What did all those Irish people bring to the world? Fun, music, wit and friendliness (or craic, as we call it), and you’re very welcome indeed. I mean, almost everyone knows songs like Molly Malone, the Wild Rover, and Black Velvet Band. How many popular can you sing from Japan, Hungary, Peru, or Germany (unless you’re from there, of course)? Then there’s Gulliver’s Travels, Dracula, Waiting for Godot, My Fair Lady, The Picture of Dorian Gray, The Chronicles of Narnia, and hundreds of other works.

Do you want wit and wisdom? Try these:

The majority of the members of the Irish parliament are professional politicians, in the sense that otherwise they would not be given jobs minding mice at crossroads. – Flann O’Brien.

Notice in a Co. Down field …. “TRESPASSERS PROSECUTED – PLEASE SHUT THE GATE”.

My grandmother made dying her life’s work. – Hugh Leonard.

He knows nothing; and he thinks he knows everything.

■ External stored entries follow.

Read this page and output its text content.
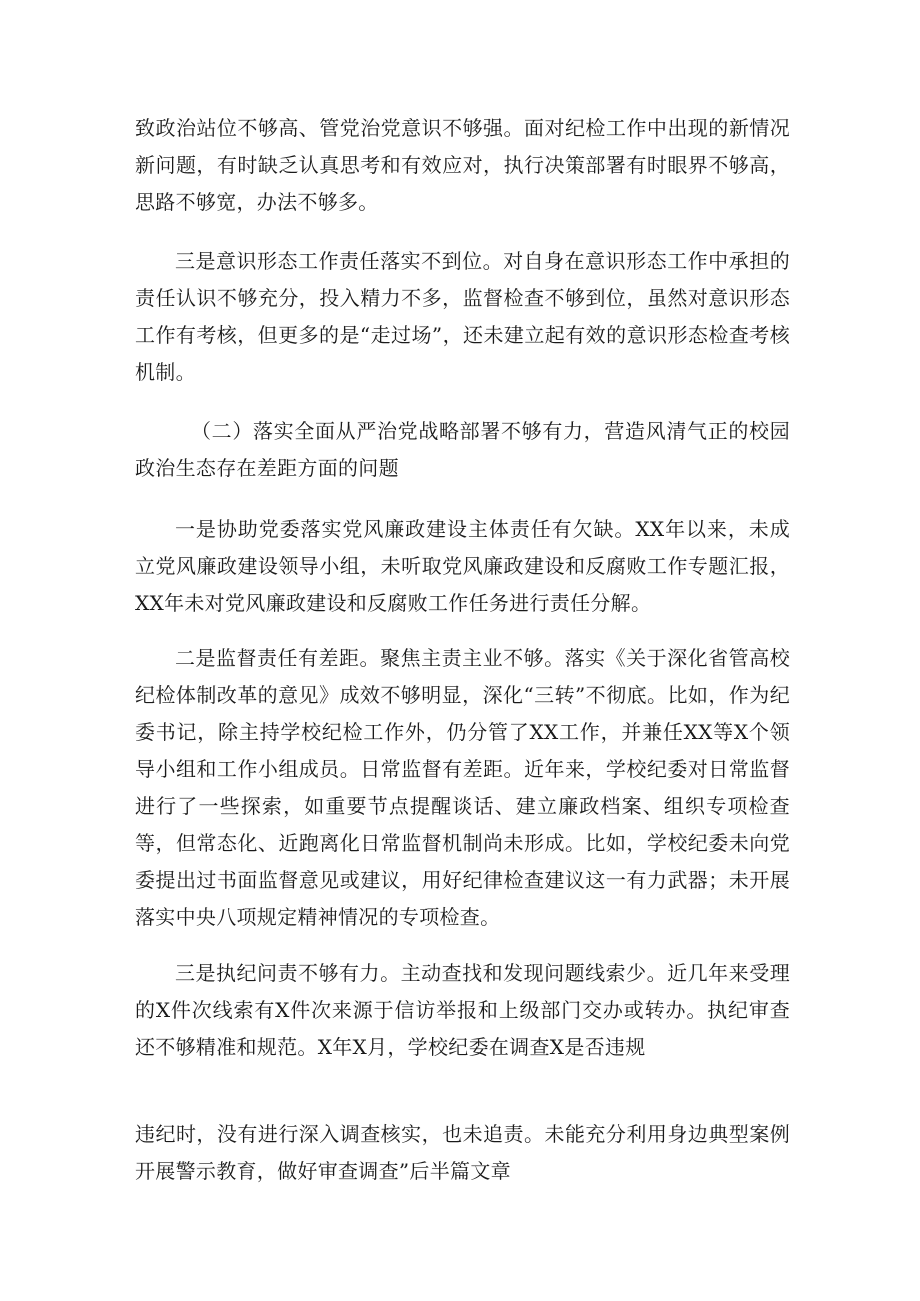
致政治站位不够高、管党治党意识不够强。面对纪检工作中出现的新情况新问题，有时缺乏认真思考和有效应对，执行决策部署有时眼界不够高，思路不够宽，办法不够多。

三是意识形态工作责任落实不到位。对自身在意识形态工作中承担的责任认识不够充分，投入精力不多，监督检查不够到位，虽然对意识形态工作有考核，但更多的是“走过场”，还未建立起有效的意识形态检查考核机制。

（二）落实全面从严治党战略部署不够有力，营造风清气正的校园政治生态存在差距方面的问题

一是协助党委落实党风廉政建设主体责任有欠缺。XX年以来，未成立党风廉政建设领导小组，未听取党风廉政建设和反腐败工作专题汇报，XX年未对党风廉政建设和反腐败工作任务进行责任分解。

二是监督责任有差距。聚焦主责主业不够。落实《关于深化省管高校纪检体制改革的意见》成效不够明显，深化“三转”不彻底。比如，作为纪委书记，除主持学校纪检工作外，仍分管了XX工作，并兼任XX等X个领导小组和工作小组成员。日常监督有差距。近年来，学校纪委对日常监督进行了一些探索，如重要节点提醒谈话、建立廉政档案、组织专项检查等，但常态化、近跑离化日常监督机制尚未形成。比如，学校纪委未向党委提出过书面监督意见或建议，用好纪律检查建议这一有力武器；未开展落实中央八项规定精神情况的专项检查。

三是执纪问责不够有力。主动查找和发现问题线索少。近几年来受理的X件次线索有X件次来源于信访举报和上级部门交办或转办。执纪审查还不够精准和规范。X年X月，学校纪委在调查X是否违规

违纪时，没有进行深入调查核实，也未追责。未能充分利用身边典型案例开展警示教育，做好审查调查”后半篇文章
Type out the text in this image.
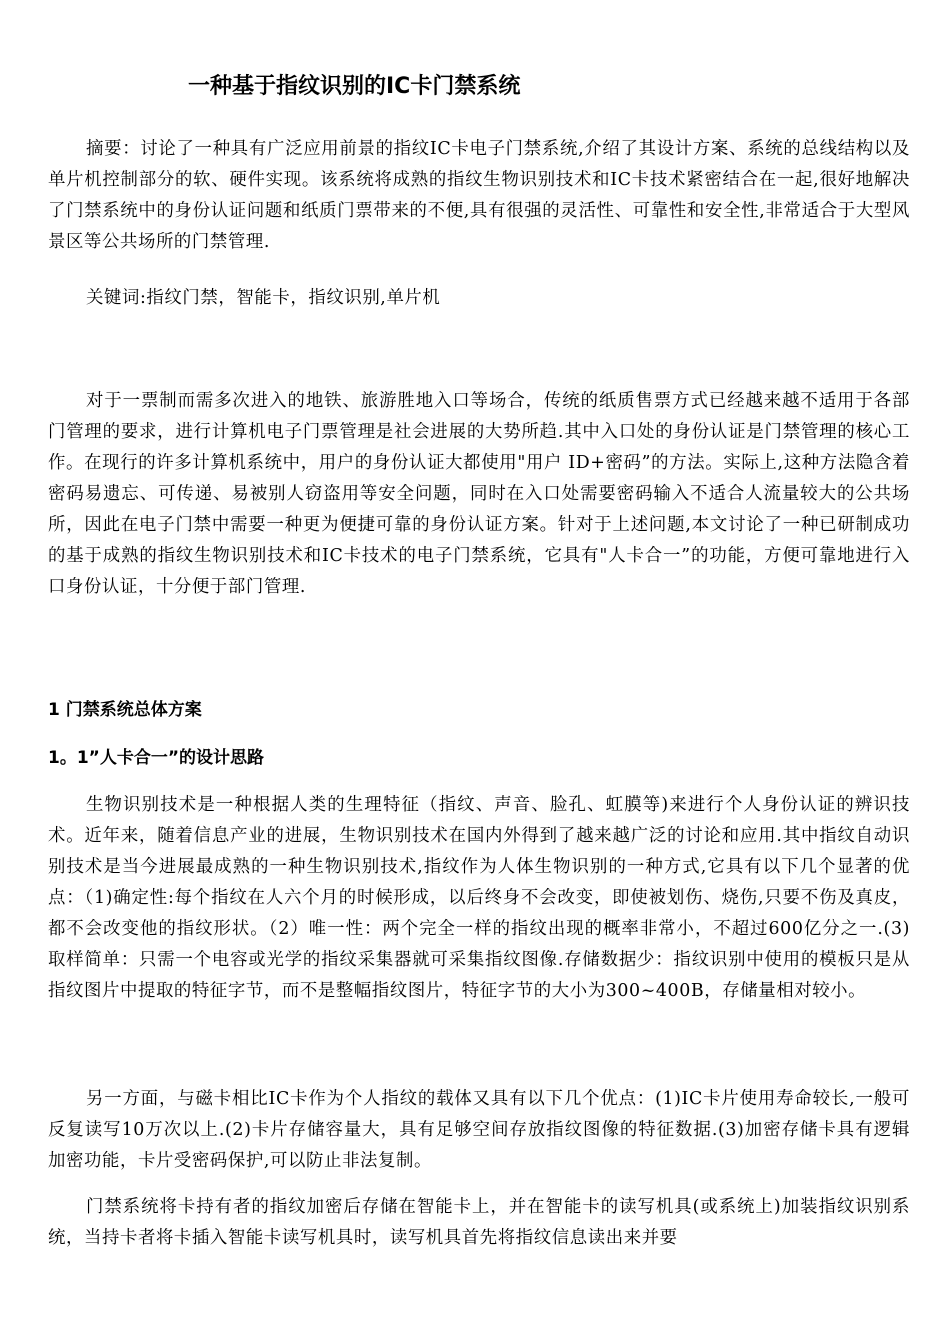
一种基于指纹识别的IC卡门禁系统

摘要：讨论了一种具有广泛应用前景的指纹IC卡电子门禁系统,介绍了其设计方案、系统的总线结构以及单片机控制部分的软、硬件实现。该系统将成熟的指纹生物识别技术和IC卡技术紧密结合在一起,很好地解决了门禁系统中的身份认证问题和纸质门票带来的不便,具有很强的灵活性、可靠性和安全性,非常适合于大型风景区等公共场所的门禁管理.

关键词:指纹门禁，智能卡，指纹识别,单片机

对于一票制而需多次进入的地铁、旅游胜地入口等场合，传统的纸质售票方式已经越来越不适用于各部门管理的要求，进行计算机电子门票管理是社会进展的大势所趋.其中入口处的身份认证是门禁管理的核心工作。在现行的许多计算机系统中，用户的身份认证大都使用"用户 ID+密码”的方法。实际上,这种方法隐含着密码易遗忘、可传递、易被别人窃盗用等安全问题，同时在入口处需要密码输入不适合人流量较大的公共场所，因此在电子门禁中需要一种更为便捷可靠的身份认证方案。针对于上述问题,本文讨论了一种已研制成功的基于成熟的指纹生物识别技术和IC卡技术的电子门禁系统，它具有"人卡合一”的功能，方便可靠地进行入口身份认证，十分便于部门管理.

1 门禁系统总体方案
1。1”人卡合一”的设计思路

生物识别技术是一种根据人类的生理特征（指纹、声音、脸孔、虹膜等)来进行个人身份认证的辨识技术。近年来，随着信息产业的进展，生物识别技术在国内外得到了越来越广泛的讨论和应用.其中指纹自动识别技术是当今进展最成熟的一种生物识别技术,指纹作为人体生物识别的一种方式,它具有以下几个显著的优点：（1)确定性:每个指纹在人六个月的时候形成，以后终身不会改变，即使被划伤、烧伤,只要不伤及真皮，都不会改变他的指纹形状。（2）唯一性：两个完全一样的指纹出现的概率非常小，不超过600亿分之一.(3)取样简单：只需一个电容或光学的指纹采集器就可采集指纹图像.存储数据少：指纹识别中使用的模板只是从指纹图片中提取的特征字节，而不是整幅指纹图片，特征字节的大小为300~400B，存储量相对较小。

另一方面，与磁卡相比IC卡作为个人指纹的载体又具有以下几个优点：(1)IC卡片使用寿命较长,一般可反复读写10万次以上.(2)卡片存储容量大，具有足够空间存放指纹图像的特征数据.(3)加密存储卡具有逻辑加密功能，卡片受密码保护,可以防止非法复制。

门禁系统将卡持有者的指纹加密后存储在智能卡上，并在智能卡的读写机具(或系统上)加装指纹识别系统，当持卡者将卡插入智能卡读写机具时，读写机具首先将指纹信息读出来并要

That points clearly to a political career. -George Bernard Shaw.

Rome wasn’t built in A.D. – Flann O’Brien.

It’s not that the Irish are cynical. It’s rather that they have a wonderful lack of respect for everything and everybody. – Brendan Behan.

God then made man. The Italians for their beauty. The French for their cuisine. The Welsh for their voices. The Germans for their cars. And on and on until He looked at what He had created and said, “This is all very well, but no-one is having fun. I’ll have to make an Irishman.”

Being Irish, I have an abiding sense of tragedy which sustains me through temporary periods of joy. – W.B. Yeats.

All the world’s a stage and most of us are desperately unrehearsed. – Sean O’Casey.

A newspaper in Ireland published the headline: “Half the council are crooks”, but was asked to retract it. The following week it ran the heading: “Half the council are NOT crooks”.

Have you heard about the Irish boomerang? It doesn’t come back, it just sings sad songs about how much it wants to.

The vote means nothing to women. We should be armed. – Edna O’Brien.

Some cause happiness wherever they go; others whenever they go. – Oscar Wilde.